Highway 82 commuters face underpass work come spring | AspenTimes.com

Highway 82 commuters face underpass work come spring

ASPEN – Commuters on Highway 82 will face challenges – slower speeds at the least, stops at the worst – when construction of two pedestrian underpasses begins as soon as the weather allows in the spring.

Traffic isn’t likely to face significant delays when an underpass is constructed at Willits near the Whole Foods Market building, according to Roaring Fork Transportation Authority officials.

Bypass lanes were constructed on both sides of the highway last fall so that traffic can continue to flow while Gould Construction builds the underpass starting in the spring. Downvalley and upvalley traffic will be diverted off the regular highway lanes and onto the special lanes for a short stretch just east of Whole Foods Market.

The posted speed limit likely will be lower than 55 miles per hour on that stretch of highway because of the bypass lanes, but traffic won’t have to be halted for work, RFTA officials said in prior interviews.

“Gould (Construction) will move traffic back to the original Highway 82 lanes, finish the ends of the pedestrian underpass and build the RFTA bus rapid transit stations” next summer, said a memo from RFTA staff to the bus agency’s board of directors.

The underpass is needed because RFTA is adding a major bus stop to serve Willits Town Center, where Whole Foods is located. Bus passengers using downvalley service need a safe way to negotiate the highway to travel between the bus stop and Whole Foods and the surrounding commercial area.

A second underpass slated for construction at the Aspen Business Center is a Pitkin County project that will be managed by RFTA. The bus agency will build upvalley and downvalley bus stations that will be connected by the pedestrian underpass.

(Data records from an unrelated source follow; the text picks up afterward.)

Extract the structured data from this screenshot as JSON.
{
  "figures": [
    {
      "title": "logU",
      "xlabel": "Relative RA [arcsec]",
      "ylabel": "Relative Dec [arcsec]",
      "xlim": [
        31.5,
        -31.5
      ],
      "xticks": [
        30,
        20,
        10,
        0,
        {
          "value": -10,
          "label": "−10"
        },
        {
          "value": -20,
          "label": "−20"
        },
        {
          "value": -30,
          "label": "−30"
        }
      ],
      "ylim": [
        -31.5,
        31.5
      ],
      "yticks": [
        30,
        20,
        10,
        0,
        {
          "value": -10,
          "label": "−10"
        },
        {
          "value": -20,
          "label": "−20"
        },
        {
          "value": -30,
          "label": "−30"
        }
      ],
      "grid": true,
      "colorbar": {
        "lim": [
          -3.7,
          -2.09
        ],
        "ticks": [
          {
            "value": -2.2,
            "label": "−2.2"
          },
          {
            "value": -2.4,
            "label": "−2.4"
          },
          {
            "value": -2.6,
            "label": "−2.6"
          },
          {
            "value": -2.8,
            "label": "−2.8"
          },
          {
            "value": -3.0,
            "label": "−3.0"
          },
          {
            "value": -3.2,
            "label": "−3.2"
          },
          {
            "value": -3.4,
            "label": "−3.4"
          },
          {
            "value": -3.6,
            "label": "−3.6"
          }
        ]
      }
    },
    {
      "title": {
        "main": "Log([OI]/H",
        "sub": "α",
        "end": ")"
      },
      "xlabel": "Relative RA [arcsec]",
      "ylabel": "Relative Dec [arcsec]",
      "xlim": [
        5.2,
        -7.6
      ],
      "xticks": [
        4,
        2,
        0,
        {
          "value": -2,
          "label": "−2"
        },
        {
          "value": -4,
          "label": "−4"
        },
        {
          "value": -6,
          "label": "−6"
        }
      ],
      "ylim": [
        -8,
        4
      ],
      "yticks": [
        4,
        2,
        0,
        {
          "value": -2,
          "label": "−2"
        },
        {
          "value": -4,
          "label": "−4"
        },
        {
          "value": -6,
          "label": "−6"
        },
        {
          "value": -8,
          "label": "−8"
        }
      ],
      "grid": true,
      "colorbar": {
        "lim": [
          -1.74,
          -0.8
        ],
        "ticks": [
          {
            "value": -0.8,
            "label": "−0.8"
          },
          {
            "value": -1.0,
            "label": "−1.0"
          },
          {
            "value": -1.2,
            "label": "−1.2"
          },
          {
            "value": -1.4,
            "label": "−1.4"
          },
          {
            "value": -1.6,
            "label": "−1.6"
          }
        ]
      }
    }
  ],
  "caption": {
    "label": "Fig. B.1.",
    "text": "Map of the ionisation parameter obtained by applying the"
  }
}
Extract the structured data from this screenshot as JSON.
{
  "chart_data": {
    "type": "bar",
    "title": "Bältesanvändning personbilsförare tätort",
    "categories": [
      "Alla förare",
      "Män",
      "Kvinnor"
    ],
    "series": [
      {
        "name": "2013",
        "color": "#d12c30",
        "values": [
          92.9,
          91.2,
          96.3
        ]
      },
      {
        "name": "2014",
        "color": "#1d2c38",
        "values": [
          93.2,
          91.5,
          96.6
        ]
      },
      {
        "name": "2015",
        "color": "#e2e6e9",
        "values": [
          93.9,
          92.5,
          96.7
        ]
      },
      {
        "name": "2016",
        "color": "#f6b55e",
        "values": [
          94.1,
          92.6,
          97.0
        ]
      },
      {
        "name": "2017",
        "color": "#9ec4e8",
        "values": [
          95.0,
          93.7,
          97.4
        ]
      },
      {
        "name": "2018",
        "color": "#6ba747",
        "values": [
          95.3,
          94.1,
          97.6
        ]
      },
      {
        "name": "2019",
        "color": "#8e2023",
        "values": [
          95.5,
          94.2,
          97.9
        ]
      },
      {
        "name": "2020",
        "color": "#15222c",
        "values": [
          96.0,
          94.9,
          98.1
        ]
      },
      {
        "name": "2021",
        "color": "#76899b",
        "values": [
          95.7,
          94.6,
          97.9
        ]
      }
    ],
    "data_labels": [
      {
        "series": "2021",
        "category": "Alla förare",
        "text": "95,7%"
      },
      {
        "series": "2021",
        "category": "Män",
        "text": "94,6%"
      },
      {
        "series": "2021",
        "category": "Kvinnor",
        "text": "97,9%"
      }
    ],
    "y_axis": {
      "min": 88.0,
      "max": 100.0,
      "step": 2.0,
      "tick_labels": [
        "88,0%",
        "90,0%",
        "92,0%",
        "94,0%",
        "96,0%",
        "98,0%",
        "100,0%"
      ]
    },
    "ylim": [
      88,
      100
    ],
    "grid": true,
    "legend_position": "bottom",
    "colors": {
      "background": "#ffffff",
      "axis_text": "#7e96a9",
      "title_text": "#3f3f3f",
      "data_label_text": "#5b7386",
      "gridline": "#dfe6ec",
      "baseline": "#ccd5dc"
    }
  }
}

“After experiencing repeated project delays over the last several months, RFTA, Pitkin County and Colorado Department of Transportation only recently came to the conclusion that a combined construction project would present the best chance for both the bus rapid transit stations and the pedestrian underpass to be completed by September 2013,” the RFTA staff memo said.

The government agencies are trying to complete legal agreements necessary for RFTA to manage all parts of the project. That step is necessary before the project is put out for bid. Construction will start in March or April, depending on conditions.

No bypass lanes will be put into play at the Aspen Business Center like they will be at Willits during construction of the underpass.

“The underpass will have more impacts on traffic,” RFTA President and CEO Dank Blankenship told the board of directors. The construction team will try to limit delays during prime commuting times.

“There’s no cause for people to be buying Sterno,” Blankenship quipped, referring to the “canned heat” that uses a jellied alcohol that can be burned in the can it comes in.